In modern graphics applications (=games) people do try to reduce CPU-GPU communication, but it is still done a lot and is frequently a bottleneck. Increasing GPGPU work means CPU and GPU code communicate in both directions. Making it slower than it already is doesn't make sense from performance engineering POV unless there are some dramatic advantages from the tradeoff.
> Increasing GPGPU work means CPU and GPU code communicate in both directions.

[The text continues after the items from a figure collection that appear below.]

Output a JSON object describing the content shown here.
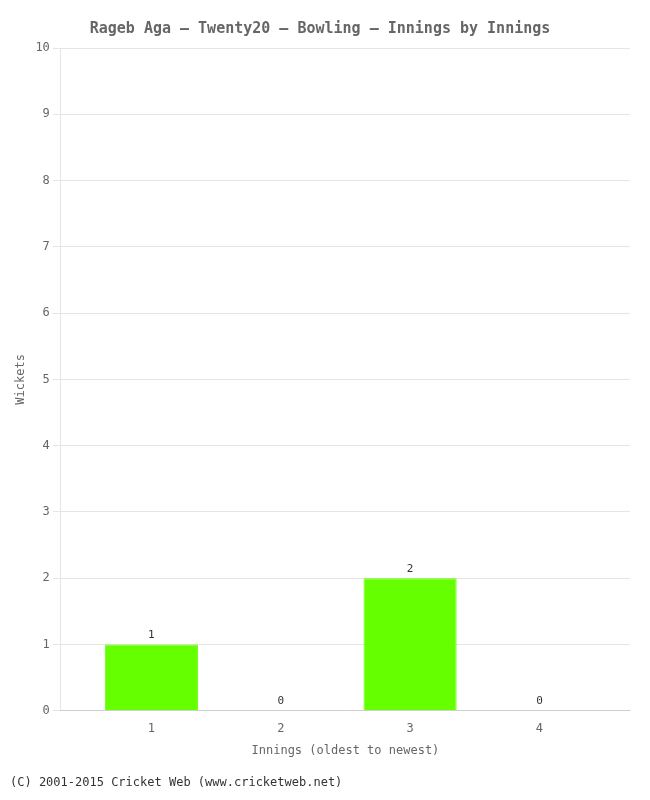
{
  "chart_data": {
    "type": "bar",
    "title": "Rageb Aga – Twenty20 – Bowling – Innings by Innings",
    "xlabel": "Innings (oldest to newest)",
    "ylabel": "Wickets",
    "x": [
      1,
      2,
      3,
      4
    ],
    "values": [
      1,
      0,
      2,
      0
    ],
    "color": "#66ff00",
    "xlim": [
      0.3,
      4.7
    ],
    "xticks": [
      1,
      2,
      3,
      4
    ],
    "ylim": [
      0,
      10
    ],
    "yticks": [
      0,
      1,
      2,
      3,
      4,
      5,
      6,
      7,
      8,
      9,
      10
    ],
    "grid": true,
    "data_labels": true,
    "annotations": [
      "(C) 2001-2015 Cricket Web (www.cricketweb.net)"
    ]
  }
}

Only if you make the wrong abstractions. Using a shader based toolkit is not about increasing the GPGPU work but to use the GPU for things that it is intended to do namely drawing. And if you make the right abstractions you can severely reduce CPU-GPU communications. In fact a toolkit is exactly the perfect type of abstraction in that scenario. Most of the input is mouse and keyboard data and a bunch of drawing commands which means extremely low bandwidth, less CPU-GPU communication, more performance and faster applications. I'm not sure what you mean by "tradeoff". Look for example at the shaders of sahdertoy. For the most part the only data they receive from the CPU is a timestamp of the current frame and occasionally mouse and keyboard data which is in the worst case literally just a bunch of bytes per frame.
Shadertoy is pretty far removed from actual games. Both in tje problem domain and technological complexity, not to mention the time capsule of webgl.
I'm not sure what you mean by shader based toolkit. Anyway in games the GPU is not just for graphics anymore (since many years) and this naturally leads to tight coupling.